Regulatory compliance does not necessarily make an organisation secure. Businesses are under a huge amount of pressure to meet their regulatory obligations and to do so easily and quickly. This leads to “tick box” compliance, which is next to useless in the long term because it only shows that the organisation is secure at the time of an audit. It is not a true sign that the company complies with regulations continuously.

Firms therefore ought to put measures in place that ensure continuous compliance, so that they are always as secure as possible. Continuous compliance also enables a firm to respond quickly to regulators’ requests for information.
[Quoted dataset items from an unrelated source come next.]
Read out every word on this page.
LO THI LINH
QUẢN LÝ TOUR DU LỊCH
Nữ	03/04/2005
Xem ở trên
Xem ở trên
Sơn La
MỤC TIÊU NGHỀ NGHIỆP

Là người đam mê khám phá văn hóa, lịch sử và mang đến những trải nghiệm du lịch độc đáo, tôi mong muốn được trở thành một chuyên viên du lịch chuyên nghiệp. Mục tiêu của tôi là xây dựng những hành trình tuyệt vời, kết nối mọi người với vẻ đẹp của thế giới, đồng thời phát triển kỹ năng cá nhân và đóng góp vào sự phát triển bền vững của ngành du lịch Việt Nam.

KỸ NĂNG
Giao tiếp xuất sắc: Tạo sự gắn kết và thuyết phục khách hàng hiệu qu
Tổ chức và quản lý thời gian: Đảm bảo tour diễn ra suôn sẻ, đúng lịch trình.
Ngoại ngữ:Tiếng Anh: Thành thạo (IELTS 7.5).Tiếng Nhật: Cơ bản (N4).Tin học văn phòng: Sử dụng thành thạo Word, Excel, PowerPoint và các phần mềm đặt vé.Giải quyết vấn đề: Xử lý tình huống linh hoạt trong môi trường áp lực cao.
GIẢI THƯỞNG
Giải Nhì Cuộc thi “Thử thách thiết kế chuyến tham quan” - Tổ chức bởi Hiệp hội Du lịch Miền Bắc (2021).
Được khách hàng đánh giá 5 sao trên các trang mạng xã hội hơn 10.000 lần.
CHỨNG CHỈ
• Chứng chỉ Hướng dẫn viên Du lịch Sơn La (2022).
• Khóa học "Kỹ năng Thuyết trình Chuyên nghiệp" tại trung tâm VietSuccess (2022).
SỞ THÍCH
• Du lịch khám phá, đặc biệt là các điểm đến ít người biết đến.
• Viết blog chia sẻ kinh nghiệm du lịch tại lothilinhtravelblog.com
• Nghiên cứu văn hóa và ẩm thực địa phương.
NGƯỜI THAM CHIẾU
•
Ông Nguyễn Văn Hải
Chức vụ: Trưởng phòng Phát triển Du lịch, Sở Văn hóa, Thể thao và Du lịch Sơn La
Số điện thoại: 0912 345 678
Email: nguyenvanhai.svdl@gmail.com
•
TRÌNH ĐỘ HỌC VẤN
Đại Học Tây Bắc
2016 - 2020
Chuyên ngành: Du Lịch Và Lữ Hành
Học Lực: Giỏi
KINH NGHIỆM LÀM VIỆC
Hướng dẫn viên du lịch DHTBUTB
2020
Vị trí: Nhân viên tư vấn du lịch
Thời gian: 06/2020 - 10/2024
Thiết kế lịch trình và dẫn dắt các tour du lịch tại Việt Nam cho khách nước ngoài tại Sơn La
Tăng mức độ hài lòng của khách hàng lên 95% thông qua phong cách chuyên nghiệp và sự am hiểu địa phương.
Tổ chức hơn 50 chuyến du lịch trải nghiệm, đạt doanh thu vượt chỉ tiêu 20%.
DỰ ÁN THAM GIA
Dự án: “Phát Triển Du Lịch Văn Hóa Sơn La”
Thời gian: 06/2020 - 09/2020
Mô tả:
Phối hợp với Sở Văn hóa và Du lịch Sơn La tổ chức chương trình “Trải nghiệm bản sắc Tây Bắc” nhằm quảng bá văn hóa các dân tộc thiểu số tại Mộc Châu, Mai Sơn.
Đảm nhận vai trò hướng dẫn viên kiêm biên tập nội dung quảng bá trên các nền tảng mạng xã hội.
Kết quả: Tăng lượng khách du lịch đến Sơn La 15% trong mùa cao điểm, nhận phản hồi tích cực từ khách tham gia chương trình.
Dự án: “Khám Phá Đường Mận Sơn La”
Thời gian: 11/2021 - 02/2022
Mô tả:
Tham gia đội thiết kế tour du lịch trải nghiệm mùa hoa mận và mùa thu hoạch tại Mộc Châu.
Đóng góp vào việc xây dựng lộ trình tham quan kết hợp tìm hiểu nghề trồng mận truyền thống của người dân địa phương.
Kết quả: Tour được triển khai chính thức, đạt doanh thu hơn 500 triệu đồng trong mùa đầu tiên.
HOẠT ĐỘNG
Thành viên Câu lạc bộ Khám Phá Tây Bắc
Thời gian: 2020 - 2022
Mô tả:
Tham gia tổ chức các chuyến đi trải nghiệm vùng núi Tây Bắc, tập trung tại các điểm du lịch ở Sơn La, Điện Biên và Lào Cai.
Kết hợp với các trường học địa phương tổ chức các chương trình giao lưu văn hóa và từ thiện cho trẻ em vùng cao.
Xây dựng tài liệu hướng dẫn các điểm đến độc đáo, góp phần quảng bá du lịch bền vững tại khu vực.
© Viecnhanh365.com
For instance, if someone at a bank operating under the GDPR 'exposes' personally identifiable information, the bank can then easily show the regulator that it is compliant within the mandated 72-hour response time.

In the US, the Federal Financial Institutions Examination Council (FFIEC) allows financial institutions to use its Cybersecurity Assessment Tool, which helps them analyse their maturity in risk and cyber-security. Similarly, the Bank of England offers British companies CBEST, which is a penetration and cyber-security-testing apparatus. Both of these ‘kits’ will let a firm know where and how much it is exposed to cyber-harm, the overall maturity of its cybersecurity effort and the inherent level of cyber-risk throughout its empire.

CBEST and the Government-backed Cyber Essentials scheme provide an excellent apparatus for cyber-security best practices in the UK. If an organisation is using these apparati proactively, it is unlikely that it will fall foul of the regulators.

Likewise, the PCI DSS is a great foundation for measuring cyber-security risk because it provides very prescriptive controls with clear consequences. Once an organisation has satisfied the PCI DSS’ 12 standards it will have a solid minimum amount of data security and the required answers needed to improve its security posture. Its prescriptive nature is also a benefit because even though it has more than 200 sub-requirements in the core 12, it is not nearly as comprehensive as other regimes such as the FFIEC, which has 523 questions to be answered just to determine the technical security profile to generate a report about the level of risk.

The golden triangle of risk management, compliance and cyber-security

As we have seen, risk management, compliance and cyber security are very closely intertwined as it is not possible to be effective in one without the other two. Regulators are well aware of this triumvirate and create their regulations accordingly to ensure customer data, finances and other assets are being protected sufficiently. To this end, organisations must look to bridge the gap between these three elements, stop reinventing the wheel between disparate tasks, or face the possible consequences due to the inevitable gaps in their cyber-policies.

The managers of these three elements therefore need either to work closely together or indeed to be under the remit of one person. This ought to ensure that the goal of improving security to reduce risk (real and regulatory) is managed effectively, efficiently and proactively.